Figure 5. Commentaires sur l’indicateur « Exposition », par les Apiculteurs

 

Comme pour les autres indicateurs scientifiques et pour les autres acteurs, les données d’exposition sont pour les apiculteurs « l’avant-scène » pour leur argumentation (favorable ou défavorable, en fonction du scénario évalué) portant sur les enjeux « Adéquation des procédures d’homologation aux insecticides systémiques » et « Cohérence institutionnelle : efficacité des procédures d’homologation » (Figure 6, Figure 7)

 

 

 

Figure 6. Valeur de l’indicateur « Exposition », pour la cellule Apiculteurs x Politique x Maintenir

 

 

 

Figure 7. Valeur de l’indicateur « Exposition », pour la cellule Apiculteurs x Tests x DefTourMaïs

 

Parmi les résultats scientifiques, en 2000, la Commission des Toxiques retient la valeur de 2-3 ppb pour d'imidaclopride dans le pollen du tournesol Gaucho®. Toutefois, l'argument du ministre de l'agriculture pour son refus d'interdire le Gaucho® en enrobage des semences de maïs (février 2001) a été que le maïs n'est pas une culture mellifère et en conséquence la présence de l’imidaclopride dans cette plante ne présente aucun risque pour les abeilles.
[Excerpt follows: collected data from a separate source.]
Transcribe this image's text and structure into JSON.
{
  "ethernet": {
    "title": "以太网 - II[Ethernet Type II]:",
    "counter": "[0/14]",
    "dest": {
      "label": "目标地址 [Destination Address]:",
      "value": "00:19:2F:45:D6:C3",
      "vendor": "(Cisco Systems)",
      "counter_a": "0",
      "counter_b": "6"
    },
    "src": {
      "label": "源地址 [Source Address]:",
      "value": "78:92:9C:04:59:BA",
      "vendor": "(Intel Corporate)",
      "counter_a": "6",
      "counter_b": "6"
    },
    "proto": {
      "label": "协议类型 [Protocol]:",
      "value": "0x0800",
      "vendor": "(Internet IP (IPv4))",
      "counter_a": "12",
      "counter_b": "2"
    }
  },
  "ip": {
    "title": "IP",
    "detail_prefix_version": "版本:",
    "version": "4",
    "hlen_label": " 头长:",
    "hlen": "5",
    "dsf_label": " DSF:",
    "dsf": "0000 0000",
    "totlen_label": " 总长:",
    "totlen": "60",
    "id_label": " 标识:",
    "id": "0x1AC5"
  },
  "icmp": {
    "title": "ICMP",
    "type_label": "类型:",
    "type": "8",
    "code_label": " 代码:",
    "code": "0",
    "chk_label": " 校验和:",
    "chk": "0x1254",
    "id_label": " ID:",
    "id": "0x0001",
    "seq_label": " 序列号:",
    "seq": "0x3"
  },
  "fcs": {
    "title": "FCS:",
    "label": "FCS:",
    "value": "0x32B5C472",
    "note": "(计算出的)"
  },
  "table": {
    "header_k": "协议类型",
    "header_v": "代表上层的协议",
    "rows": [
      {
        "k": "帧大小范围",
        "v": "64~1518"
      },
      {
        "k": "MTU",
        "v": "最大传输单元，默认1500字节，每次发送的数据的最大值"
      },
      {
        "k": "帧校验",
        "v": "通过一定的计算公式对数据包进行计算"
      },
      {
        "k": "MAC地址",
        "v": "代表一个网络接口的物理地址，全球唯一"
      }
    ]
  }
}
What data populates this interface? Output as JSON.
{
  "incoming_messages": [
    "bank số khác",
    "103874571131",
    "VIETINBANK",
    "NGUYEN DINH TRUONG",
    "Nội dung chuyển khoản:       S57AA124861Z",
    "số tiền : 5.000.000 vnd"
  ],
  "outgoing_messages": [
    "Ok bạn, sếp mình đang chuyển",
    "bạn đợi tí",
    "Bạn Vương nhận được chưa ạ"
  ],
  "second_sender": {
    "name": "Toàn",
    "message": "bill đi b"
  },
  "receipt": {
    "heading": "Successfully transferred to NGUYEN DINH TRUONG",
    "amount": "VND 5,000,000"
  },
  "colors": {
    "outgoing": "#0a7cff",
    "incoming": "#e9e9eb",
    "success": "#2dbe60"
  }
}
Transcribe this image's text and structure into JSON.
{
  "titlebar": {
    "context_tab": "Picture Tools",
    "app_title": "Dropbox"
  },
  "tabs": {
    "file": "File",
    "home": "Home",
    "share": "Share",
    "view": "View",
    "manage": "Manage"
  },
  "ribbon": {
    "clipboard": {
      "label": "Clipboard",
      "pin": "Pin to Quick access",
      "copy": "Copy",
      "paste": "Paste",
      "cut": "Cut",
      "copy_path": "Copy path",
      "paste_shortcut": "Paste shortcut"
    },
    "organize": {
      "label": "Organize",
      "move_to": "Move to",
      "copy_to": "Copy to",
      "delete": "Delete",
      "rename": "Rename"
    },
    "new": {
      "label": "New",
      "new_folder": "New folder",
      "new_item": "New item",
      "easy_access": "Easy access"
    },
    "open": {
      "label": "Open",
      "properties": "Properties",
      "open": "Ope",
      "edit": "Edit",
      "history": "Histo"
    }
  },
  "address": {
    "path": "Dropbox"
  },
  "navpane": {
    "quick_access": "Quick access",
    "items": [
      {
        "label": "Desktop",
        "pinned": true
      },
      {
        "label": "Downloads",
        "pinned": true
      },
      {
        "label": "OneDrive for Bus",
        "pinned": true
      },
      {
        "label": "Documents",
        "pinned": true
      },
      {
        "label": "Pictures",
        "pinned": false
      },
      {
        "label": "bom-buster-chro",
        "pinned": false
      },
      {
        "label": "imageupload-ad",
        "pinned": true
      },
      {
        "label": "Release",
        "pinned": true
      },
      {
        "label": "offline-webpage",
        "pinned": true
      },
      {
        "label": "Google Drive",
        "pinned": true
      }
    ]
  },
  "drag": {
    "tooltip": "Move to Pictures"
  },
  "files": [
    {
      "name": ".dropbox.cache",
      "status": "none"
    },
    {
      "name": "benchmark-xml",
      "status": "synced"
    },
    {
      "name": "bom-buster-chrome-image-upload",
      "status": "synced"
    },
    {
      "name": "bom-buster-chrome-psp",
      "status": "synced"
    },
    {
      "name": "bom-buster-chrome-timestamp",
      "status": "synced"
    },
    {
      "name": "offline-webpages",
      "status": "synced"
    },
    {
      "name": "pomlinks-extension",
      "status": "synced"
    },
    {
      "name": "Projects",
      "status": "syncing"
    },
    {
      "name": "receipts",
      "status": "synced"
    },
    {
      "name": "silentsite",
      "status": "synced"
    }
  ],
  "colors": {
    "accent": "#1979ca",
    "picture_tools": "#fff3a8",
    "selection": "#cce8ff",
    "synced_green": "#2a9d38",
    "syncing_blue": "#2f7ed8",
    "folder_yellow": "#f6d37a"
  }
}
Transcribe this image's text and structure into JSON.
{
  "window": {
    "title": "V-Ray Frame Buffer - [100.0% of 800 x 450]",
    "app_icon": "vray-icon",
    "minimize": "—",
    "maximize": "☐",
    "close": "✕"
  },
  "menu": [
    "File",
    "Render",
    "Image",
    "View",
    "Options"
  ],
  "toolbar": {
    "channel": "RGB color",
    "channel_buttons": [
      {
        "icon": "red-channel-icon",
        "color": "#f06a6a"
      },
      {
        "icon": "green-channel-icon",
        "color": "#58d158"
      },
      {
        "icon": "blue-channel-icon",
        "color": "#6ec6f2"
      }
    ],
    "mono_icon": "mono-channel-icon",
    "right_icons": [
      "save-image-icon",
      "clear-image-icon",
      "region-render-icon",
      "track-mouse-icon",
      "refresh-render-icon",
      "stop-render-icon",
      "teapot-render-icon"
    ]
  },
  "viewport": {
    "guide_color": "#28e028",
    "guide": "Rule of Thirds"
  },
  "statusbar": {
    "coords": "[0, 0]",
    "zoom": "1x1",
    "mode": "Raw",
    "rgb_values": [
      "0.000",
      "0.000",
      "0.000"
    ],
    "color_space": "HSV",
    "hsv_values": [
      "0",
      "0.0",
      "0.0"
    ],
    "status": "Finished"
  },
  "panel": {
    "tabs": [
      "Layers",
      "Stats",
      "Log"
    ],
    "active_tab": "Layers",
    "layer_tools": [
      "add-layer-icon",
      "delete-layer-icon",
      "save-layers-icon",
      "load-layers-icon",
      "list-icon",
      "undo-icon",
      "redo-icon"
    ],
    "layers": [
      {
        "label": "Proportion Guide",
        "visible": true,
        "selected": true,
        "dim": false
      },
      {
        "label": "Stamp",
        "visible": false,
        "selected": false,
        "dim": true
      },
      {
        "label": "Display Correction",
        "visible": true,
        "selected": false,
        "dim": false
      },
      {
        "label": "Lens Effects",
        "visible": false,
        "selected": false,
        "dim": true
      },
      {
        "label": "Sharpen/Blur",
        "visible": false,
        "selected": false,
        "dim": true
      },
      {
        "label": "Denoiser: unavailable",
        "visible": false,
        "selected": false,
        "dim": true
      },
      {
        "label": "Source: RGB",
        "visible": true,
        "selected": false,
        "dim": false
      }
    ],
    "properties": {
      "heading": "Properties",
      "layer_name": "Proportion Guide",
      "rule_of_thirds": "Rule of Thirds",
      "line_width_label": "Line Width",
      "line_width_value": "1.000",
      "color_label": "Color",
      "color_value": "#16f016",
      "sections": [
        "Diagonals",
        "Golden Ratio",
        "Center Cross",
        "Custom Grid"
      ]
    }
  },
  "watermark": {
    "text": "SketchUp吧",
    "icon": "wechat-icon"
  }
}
Cette conclusion a été ultérieurement réfutée par le Conseil d'État (septembre 2002), qui retenait la valeur de 3 ppb dans le pollen de maïs, montrait le mal fondé scientifique de la conclusion du ministre et l’appelait à revoir sa décision.

 

Le Ministère de l’Agriculture, divisé ainsi entre des avis contradictoires, reste neutre (jaune) sur le rôle de l’indicateur « exposition » pour tous les enjeux pour lesquels il l’utilise (« Cohérence institutionnelle : efficacité des procédures d’homologation » et « Adéquation des procédures d’homologation aux insecticides systémiques »), dans tous les scénarios, à l’exception du scénario « Retirer l’AMM pour tous les usages agricoles de l’imidaclopride », dans lequel il considère l’évolution de l’indicateur comme étant inconnue (Figure 8, Figure 9).

 

 

Figure 8. Valeur de l’indicateur « Exposition », pour la cellule Ministère Agriculture x Politique x ProvTourMaïs

 

 

Figure 9. Valeur de l’indicateur « Exposition », pour la cellule Ministère Agriculture x Tests x StopTousUsages

 

Les valeurs validées par le CST sont de 3,3 ppb et  3,5 ppb (pollen de tournesol et de maïs) et de 1,9 ppb (nectar de tournesol) (CST, 2003).